1) not relevant 2) absolutely...although he would have done what the Alliance did, drop the fire of Heaven on the Taliban and AlQada fighters.
Several times...
Afghanistan is a place, normally it's hard to bomb a whole country.
 

kuruption

Closed Account
Because when people that are rich and famous commit crime they get a slap on the wrist while poor people spend years in jail for possession of marijuana. Oh, and TMZ. Those are the only two things I hate, other than that I love it. :D
 
Even I have to admire such a creative interpretation of what actually happened.
Like a National Lampoon Movie... National Lampoon's War Crimes: just when you thought they weren't making funny movies anymore!
And I'll bet you tried to organize a charter flight for you and a few others to testify for the prosecution.
Enough of the twisted self-loathing and America hating...you're embarassing. You just don't see it.

These are facts, whether you choose to believe them is up to you.

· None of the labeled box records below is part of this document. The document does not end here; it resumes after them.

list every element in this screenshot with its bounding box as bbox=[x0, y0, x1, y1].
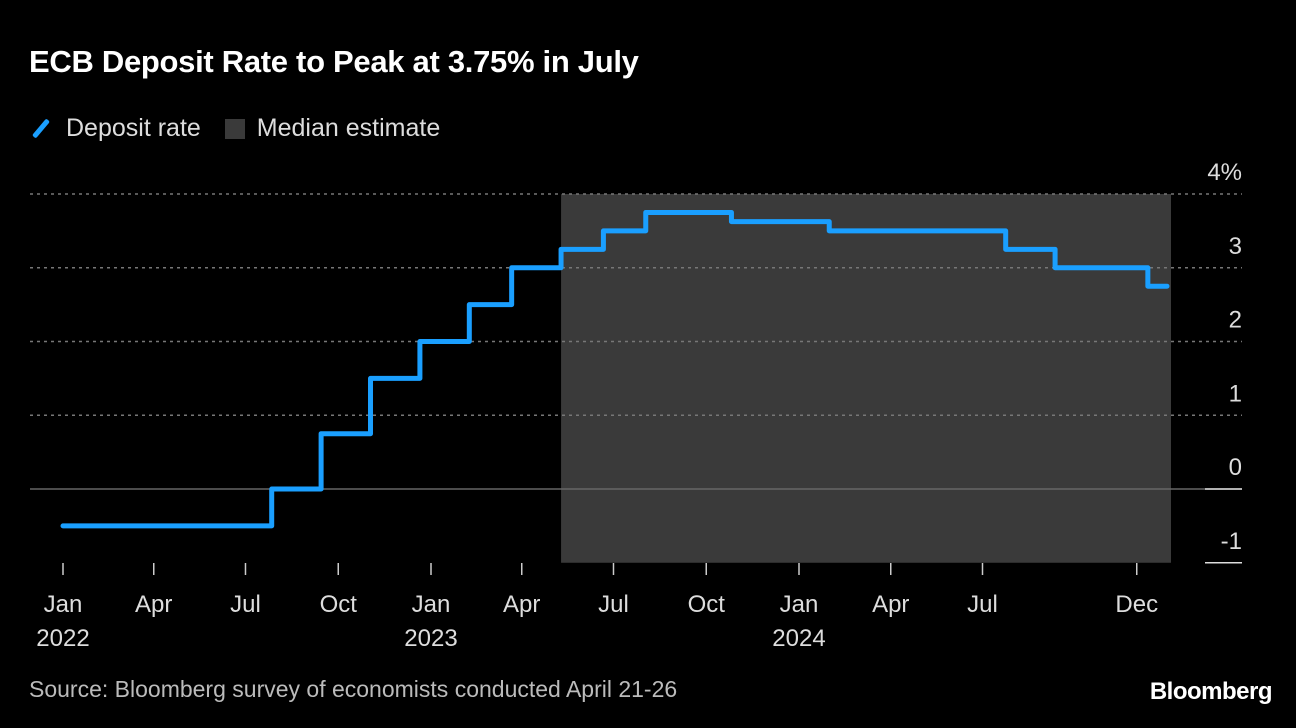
bloomberg-logo: Bloomberg bbox=[1149, 678, 1273, 705]
legend-box-swatch bbox=[224, 118, 245, 139]
x-tick-label: Oct bbox=[688, 591, 726, 618]
x-tick-year: 2023 bbox=[404, 625, 457, 652]
x-tick-year: 2022 bbox=[36, 625, 89, 652]
x-tick-label: Apr bbox=[503, 591, 540, 618]
source-note: Source: Bloomberg survey of economists c… bbox=[29, 676, 678, 702]
x-tick-label: Jul bbox=[598, 591, 629, 618]
x-tick-label: Jul bbox=[230, 591, 261, 618]
legend-label: Median estimate bbox=[256, 114, 441, 142]
x-tick-label: Jan bbox=[44, 591, 83, 618]
chart-title: ECB Deposit Rate to Peak at 3.75% in Jul… bbox=[29, 44, 639, 79]
x-tick-label: Apr bbox=[135, 591, 172, 618]
x-tick-label: Jan bbox=[412, 591, 451, 618]
y-tick-label: 2 bbox=[1229, 307, 1242, 334]
median-estimate-region bbox=[561, 194, 1171, 563]
y-tick-label: 0 bbox=[1229, 454, 1242, 481]
deposit-rate-line bbox=[60, 209, 1170, 529]
x-tick-label: Apr bbox=[872, 591, 909, 618]
legend-item-median-estimate: Median estimate bbox=[224, 114, 441, 143]
legend-item-deposit-rate: Deposit rate bbox=[30, 114, 201, 143]
x-tick-label: Dec bbox=[1115, 591, 1158, 618]
x-tick-label: Jul bbox=[967, 591, 998, 618]
legend-label: Deposit rate bbox=[66, 114, 201, 142]
y-tick-label: 3 bbox=[1229, 233, 1242, 260]
legend: Deposit rate Median estimate bbox=[30, 114, 464, 143]
x-tick-label: Oct bbox=[320, 591, 358, 618]
x-tick-year: 2024 bbox=[772, 625, 825, 652]
y-tick-label: 1 bbox=[1229, 380, 1242, 407]
y-tick-label: 4% bbox=[1207, 159, 1242, 186]
x-tick-label: Jan bbox=[780, 591, 819, 618]
y-tick-label: -1 bbox=[1221, 528, 1242, 555]
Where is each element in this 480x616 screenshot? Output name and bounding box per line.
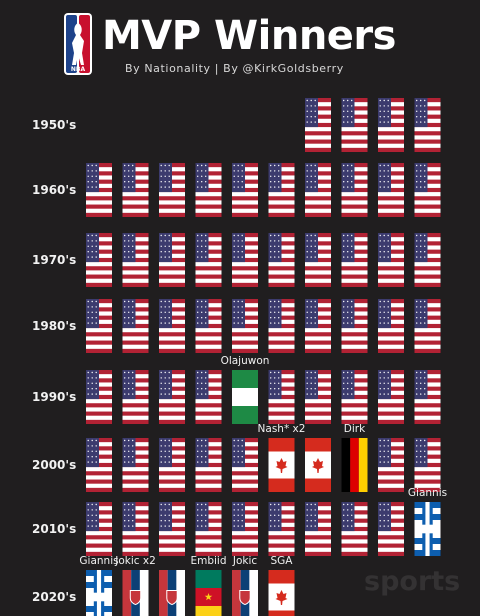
flag-canada-2020-s-6	[268, 570, 295, 616]
flag-germany-2000-s-8	[341, 438, 368, 492]
flag-usa-1970-s-6	[268, 233, 295, 287]
watermark: sports	[364, 566, 461, 597]
flag-usa-1980-s-6	[268, 299, 295, 353]
flag-usa-1950-s-1	[305, 98, 331, 152]
flag-greece-2010-s-10	[414, 502, 441, 556]
flag-usa-1970-s-9	[378, 233, 404, 287]
flag-cameroon-2020-s-4	[195, 570, 222, 616]
flag-usa-1990-s-8	[341, 370, 368, 424]
flag-usa-1980-s-10	[414, 299, 441, 353]
flag-usa-1970-s-1	[86, 233, 112, 287]
flag-usa-2000-s-3	[159, 438, 185, 492]
flag-usa-1990-s-4	[195, 370, 222, 424]
decade-label-1990-s: 1990's	[32, 390, 76, 404]
flag-usa-1950-s-3	[378, 98, 404, 152]
flag-usa-2010-s-1	[86, 502, 112, 556]
flag-usa-2000-s-4	[195, 438, 222, 492]
flag-usa-1980-s-9	[378, 299, 404, 353]
flag-usa-1950-s-2	[341, 98, 368, 152]
flag-nigeria-1990-s-5	[232, 370, 258, 424]
flag-usa-1960-s-2	[122, 163, 149, 217]
flag-usa-1960-s-10	[414, 163, 441, 217]
header: NBA MVP Winners By Nationality | By @Kir…	[0, 0, 480, 90]
flag-usa-1960-s-6	[268, 163, 295, 217]
flag-greece-2020-s-1	[86, 570, 112, 616]
flag-usa-1950-s-4	[414, 98, 441, 152]
decade-label-1970-s: 1970's	[32, 253, 76, 267]
flag-usa-1990-s-2	[122, 370, 149, 424]
flag-usa-2000-s-10	[414, 438, 441, 492]
decade-label-2020-s: 2020's	[32, 590, 76, 604]
flag-usa-1990-s-6	[268, 370, 295, 424]
flag-usa-1960-s-3	[159, 163, 185, 217]
decade-label-1960-s: 1960's	[32, 183, 76, 197]
flag-usa-1970-s-4	[195, 233, 222, 287]
flag-usa-2010-s-4	[195, 502, 222, 556]
flag-usa-1980-s-7	[305, 299, 331, 353]
decade-label-1950-s: 1950's	[32, 118, 76, 132]
flag-serbia-2020-s-3	[159, 570, 185, 616]
flag-usa-2010-s-3	[159, 502, 185, 556]
flag-usa-2000-s-9	[378, 438, 404, 492]
annotation-jokic-x2-6: Jokic x2	[114, 555, 156, 567]
flag-usa-1980-s-1	[86, 299, 112, 353]
flag-usa-2010-s-8	[341, 502, 368, 556]
flag-usa-2000-s-5	[232, 438, 258, 492]
flag-usa-2010-s-7	[305, 502, 331, 556]
annotation-dirk-3: Dirk	[344, 423, 366, 435]
flag-usa-1980-s-8	[341, 299, 368, 353]
nba-logo-icon: NBA	[64, 13, 92, 75]
flag-usa-1970-s-10	[414, 233, 441, 287]
flag-usa-1960-s-1	[86, 163, 112, 217]
flag-usa-1980-s-4	[195, 299, 222, 353]
flag-usa-1980-s-3	[159, 299, 185, 353]
flag-usa-1970-s-2	[122, 233, 149, 287]
page-title: MVP Winners	[102, 13, 396, 59]
annotation-jokic-8: Jokic	[232, 555, 258, 567]
flag-usa-1990-s-3	[159, 370, 185, 424]
flag-usa-2010-s-6	[268, 502, 295, 556]
flag-usa-2000-s-2	[122, 438, 149, 492]
flag-usa-1970-s-3	[159, 233, 185, 287]
flag-usa-1970-s-5	[232, 233, 258, 287]
annotation-sga-9: SGA	[271, 555, 294, 567]
flag-usa-1960-s-5	[232, 163, 258, 217]
annotation-giannis-4: Giannis	[408, 487, 447, 499]
flag-usa-1960-s-8	[341, 163, 368, 217]
flag-usa-1960-s-9	[378, 163, 404, 217]
flag-usa-1990-s-1	[86, 370, 112, 424]
flag-usa-1990-s-10	[414, 370, 441, 424]
flag-usa-1980-s-2	[122, 299, 149, 353]
decade-label-2000-s: 2000's	[32, 458, 76, 472]
flag-usa-2010-s-2	[122, 502, 149, 556]
flag-usa-1960-s-4	[195, 163, 222, 217]
flag-canada-2000-s-7	[305, 438, 331, 492]
flag-usa-2000-s-1	[86, 438, 112, 492]
flag-usa-1990-s-7	[305, 370, 331, 424]
flag-usa-2010-s-5	[232, 502, 258, 556]
flag-usa-1960-s-7	[305, 163, 331, 217]
flag-usa-1990-s-9	[378, 370, 404, 424]
page-subtitle: By Nationality | By @KirkGoldsberry	[125, 62, 344, 75]
annotation-embiid-7: Embiid	[190, 555, 226, 567]
flag-usa-1980-s-5	[232, 299, 258, 353]
flag-serbia-2020-s-5	[232, 570, 258, 616]
annotation-nash-x2-2: Nash* x2	[258, 423, 306, 435]
decade-label-2010-s: 2010's	[32, 522, 76, 536]
annotation-giannis-5: Giannis	[79, 555, 118, 567]
flag-canada-2000-s-6	[268, 438, 295, 492]
flag-usa-1970-s-8	[341, 233, 368, 287]
flag-usa-1970-s-7	[305, 233, 331, 287]
flag-usa-2010-s-9	[378, 502, 404, 556]
decade-label-1980-s: 1980's	[32, 319, 76, 333]
annotation-olajuwon-1: Olajuwon	[221, 355, 270, 367]
flag-serbia-2020-s-2	[122, 570, 149, 616]
svg-text:NBA: NBA	[71, 66, 86, 73]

Here get educated, come back, and stop your 'America is innocent' act. :thumbsup:

Noam Chomsky on Serbia-Kosovo, Genocide, NATO aggression
http://www.youtube.com/watch?v=L4SmhjeojTw
http://www.youtube.com/watch?v=lAWi7e8_eOY
http://www.youtube.com/watch?v=cHLetILA55c
http://www.youtube.com/watch?v=grqPwqwoOcA

There are 4 parts now, so study hard I'm going to quiz you.
 
And discuss their humane action of flying hundreds of innocent passengers into the Twin Towers before incinerating a few thousand more innocent people, not to mention a few hundreds of firemen and police who had 2 buildings collapse on top of them.
And it was the second attempt at mass murder using the Towers; we are so impatient and intolerant. :nono:

Do you know the illegal and illegitimate war in Iraq has cost over 1 million lives? That of course is just a credit to 'bad intelligence', so their lives don't matter I guess.

People are killed by the thousands everyday, and nobody cares, but the great nation of America is given a little shock after decades of oppression, genocide, theft and murder and now suddenly the eyes begin to open? Didn't last long though did it.